The central issue in this case is whether the Board of Education of Mason County erred in dismissing the appellant, Bright McCausland, as principal of a high school without first affording him an improvement period and other rights prescribed by § 5300(6)(a) of the Policies, Rules and Regulations of the West Virginia Board of Education. After carefully reviewing the record we conclude that the Board did err, and we reverse the decision of the Circuit Court of Kanawha County upholding the Board’s action.

On August 18, 1973, the Mason County Board of Education formally initiated proceedings to dismiss the appellant as principal of Hannan High School. The Board’s action was taken after two citizens of the school district filed complaints alleging that the appellant was incompetent and that he had willfully neglected his duties as school principal.

After service of proper notice on the appellant, a hearing was held in the matter on September 1,1973. At that hearing several teachers and school employees gave evidence in support of the charges. The county superinten*734dent of schools, the only person in a supervisory capacity who testified, stated that his evaluations of the appellant had been favorable and that the appellant had carried out the administration’s policies at the high school.

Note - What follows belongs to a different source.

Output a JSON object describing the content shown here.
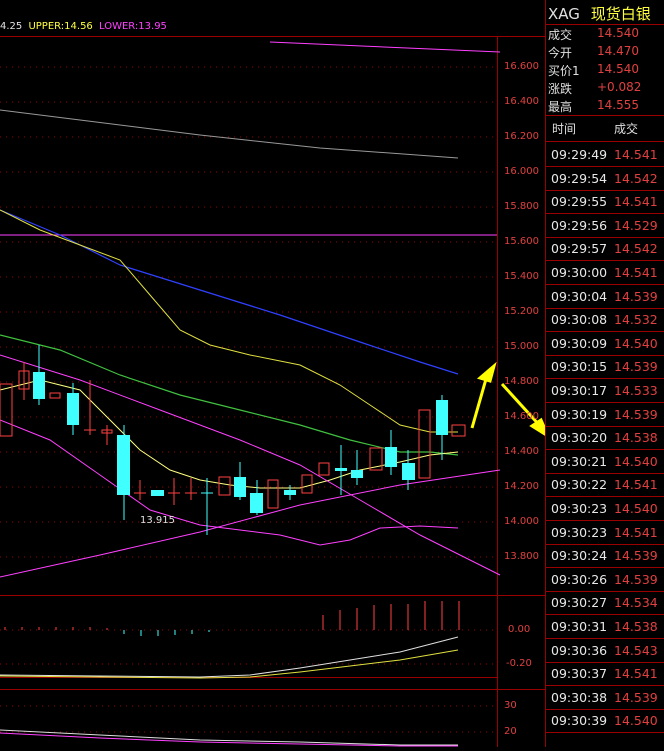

At the conclusion of the hearing the Board found that there was sufficient evidence of seven incidents of incompetence, willful neglect of duty, and intemperance to justify the appellant’s dismissal.1 The Board then, without affording the appellant an opportunity to improve his job performance, declared its three-year contract with him void.

The Board’s action ignored two requirements of § 5300(6)(a) of the Policies, Rules, and Regulations of the West Virginia Board of Education. That section stipulates that a decision to terminate the employment of a *735school employee should be based on an evaluation of his job performance, and not upon factors extraneous thereto. Since the testimony of the county superintendent of schools, the only supervisory person who testified, was favorable to the appellant, it is obvious that the Board’s decision was not based upon his evaluation of the appellant’s performance. Also, it is clear that because the dismissal occurred immediately after the hearing the appellant was not afforded an improvement period as required by § 5300(6)(a).2

Pursuant to the provisions of W.Va. Code 18A-2-8 [1969], Mr. McCausland appealed to the State Superintendent of Schools. In addition to challenging the sufficiency of the evidence, he took the position that § 5300(6) (a) permitted the Board to dismiss an employee only upon a complaint originating within the school system and that the Board could not dismiss him on complaints filed by citizens. The State Superintendent, after reviewing the record of the case, concluded that there was no competent evidence to support the holding that the appellant was guilty of intemperance or cruelty. He further found that the charges of willful neglect of duty were brought by inhabitants of the school district, rather than by the appellant’s supervisor, and that they *736were thus not properly before the School Board. He ordered that the appellant be reinstated with back pay and interest.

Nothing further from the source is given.